After about an hour, the excitement had worn off and my husband was once again tired.  He left my daughter and I alone in my room so he could go home and sleep in his bed. 

We weren't alone for long.  While he was gone, I was just starting to fall asleep in my uncomfortable hospital bed when his mother and step-father showed up to meet the baby.  She was sure to tell me how awful I looked, reminding me of the first Christmas I spent with her.  It was the first one I had ever spent without my family in which I was 7 months pregnant and she had told me how horrid it was that I had gained so much weight and how gross I looked.  Being the dutiful daughter-in-law, I just smiled at her.  Looking back, it amazes me that I was able to carry my daughter to term without any semblance of a spine.
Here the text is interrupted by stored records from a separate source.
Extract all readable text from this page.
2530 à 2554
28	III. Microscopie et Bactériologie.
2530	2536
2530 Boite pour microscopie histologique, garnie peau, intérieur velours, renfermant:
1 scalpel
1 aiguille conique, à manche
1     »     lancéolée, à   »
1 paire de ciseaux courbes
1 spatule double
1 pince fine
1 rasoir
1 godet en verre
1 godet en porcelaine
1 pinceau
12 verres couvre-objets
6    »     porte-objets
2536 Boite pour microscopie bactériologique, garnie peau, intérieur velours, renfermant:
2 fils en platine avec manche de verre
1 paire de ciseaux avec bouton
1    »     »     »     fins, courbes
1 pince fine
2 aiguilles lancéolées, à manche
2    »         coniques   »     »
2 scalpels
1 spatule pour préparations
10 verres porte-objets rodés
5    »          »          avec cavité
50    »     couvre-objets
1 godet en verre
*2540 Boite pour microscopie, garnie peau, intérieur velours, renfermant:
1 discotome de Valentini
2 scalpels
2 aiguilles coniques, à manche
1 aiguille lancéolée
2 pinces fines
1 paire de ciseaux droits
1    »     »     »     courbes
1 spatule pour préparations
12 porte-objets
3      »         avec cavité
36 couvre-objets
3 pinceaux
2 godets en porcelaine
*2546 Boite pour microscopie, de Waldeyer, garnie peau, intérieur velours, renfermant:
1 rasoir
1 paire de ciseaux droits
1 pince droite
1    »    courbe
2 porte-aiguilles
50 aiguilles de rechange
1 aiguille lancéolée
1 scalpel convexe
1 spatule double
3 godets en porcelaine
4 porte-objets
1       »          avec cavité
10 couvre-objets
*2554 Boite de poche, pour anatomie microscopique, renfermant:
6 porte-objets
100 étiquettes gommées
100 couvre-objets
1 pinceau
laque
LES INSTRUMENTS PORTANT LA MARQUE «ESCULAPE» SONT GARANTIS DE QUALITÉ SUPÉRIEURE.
When they left (after far too long) my daughter and I were once again alone.  I had gotten four hours of sleep the night before and had pushed a baby out of my body.  I wept for so many reasons, exhaustion being one of them.  One of the biggest reasons was the fear that my baby and I would be alone a lot.  Little did I know how right I was.  On her 1st birthday, her father decided it was more important to be with his friends than to be home with us, celebrating the day of her birth.

Apparently, that day wasn't all that important to him.  I wonder if he even remembers it.